Greek scientist and physician

Irini Sereti is a Greek scientist and physician. She is chief of the HIV pathogenesis section at the National Institute of Allergy and Infectious Diseases. Sereti researches immune reconstitution inflammatory syndrome, idiopathic CD4 lymphocytopenia, and immune-based therapeutic strategies of HIV investigation.

== Education ==
Sereti received a M.D. from the University of Athens in 1991. She did research for one year in Gregory Spear's laboratory at Rush University Medical Center.
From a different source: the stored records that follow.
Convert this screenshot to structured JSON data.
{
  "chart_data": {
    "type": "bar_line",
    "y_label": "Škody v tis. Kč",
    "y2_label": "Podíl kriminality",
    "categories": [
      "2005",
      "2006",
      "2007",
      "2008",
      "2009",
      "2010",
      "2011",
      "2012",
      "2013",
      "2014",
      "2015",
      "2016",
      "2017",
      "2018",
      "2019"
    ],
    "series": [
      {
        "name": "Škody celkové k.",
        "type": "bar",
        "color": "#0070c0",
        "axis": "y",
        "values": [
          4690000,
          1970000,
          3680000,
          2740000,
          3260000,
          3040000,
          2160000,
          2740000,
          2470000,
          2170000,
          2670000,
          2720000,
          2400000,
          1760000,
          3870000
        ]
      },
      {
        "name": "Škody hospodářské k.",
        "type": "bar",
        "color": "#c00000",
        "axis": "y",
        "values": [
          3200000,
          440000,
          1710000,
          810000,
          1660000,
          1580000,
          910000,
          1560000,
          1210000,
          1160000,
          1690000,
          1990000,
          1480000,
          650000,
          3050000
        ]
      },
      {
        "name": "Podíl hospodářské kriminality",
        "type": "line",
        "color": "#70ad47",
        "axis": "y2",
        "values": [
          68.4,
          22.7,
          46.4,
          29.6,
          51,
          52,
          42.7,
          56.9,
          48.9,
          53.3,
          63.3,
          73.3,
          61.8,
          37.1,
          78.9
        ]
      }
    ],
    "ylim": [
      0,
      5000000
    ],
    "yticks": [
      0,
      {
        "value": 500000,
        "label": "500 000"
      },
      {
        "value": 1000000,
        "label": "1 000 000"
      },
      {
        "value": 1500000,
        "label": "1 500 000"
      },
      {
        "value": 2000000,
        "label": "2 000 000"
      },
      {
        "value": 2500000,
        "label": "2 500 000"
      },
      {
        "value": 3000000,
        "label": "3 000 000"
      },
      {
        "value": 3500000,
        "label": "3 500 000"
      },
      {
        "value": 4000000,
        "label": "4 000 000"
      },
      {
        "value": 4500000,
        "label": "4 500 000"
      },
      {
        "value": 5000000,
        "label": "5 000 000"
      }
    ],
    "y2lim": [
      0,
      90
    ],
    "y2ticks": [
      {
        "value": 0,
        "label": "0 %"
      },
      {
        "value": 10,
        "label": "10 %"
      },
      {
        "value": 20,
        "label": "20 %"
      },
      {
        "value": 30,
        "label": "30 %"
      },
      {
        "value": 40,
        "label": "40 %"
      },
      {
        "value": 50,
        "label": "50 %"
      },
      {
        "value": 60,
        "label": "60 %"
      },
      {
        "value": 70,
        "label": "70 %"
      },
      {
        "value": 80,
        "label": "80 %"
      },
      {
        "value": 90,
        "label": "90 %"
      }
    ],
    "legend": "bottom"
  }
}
Sereti completed an internship, residency, and chief residency in medicine at Northwestern University.

== Career and research ==
In 1997, Sereti came to the National Institute of Allergy and Infectious Diseases as a clinical associate in the laboratory of immunoregulation. She became a staff clinician in 2003. Sereti was appointed to a clinical tenure-track position in 2009 and received tenure in 2015. She is chief of the HIV pathogenesis section.

Sereti researches the pathogenesis of HIV infection emphasizing mechanisms of immune reconstitution inflammatory syndrome in advanced HIV infection and of serious non-AIDS events in treated HIV-infected patients. She also investigates the pathogenesis of idiopathic CD4 lymphocytopenia (ICL) and immune-based therapeutic strategies of HIV infection and ICL.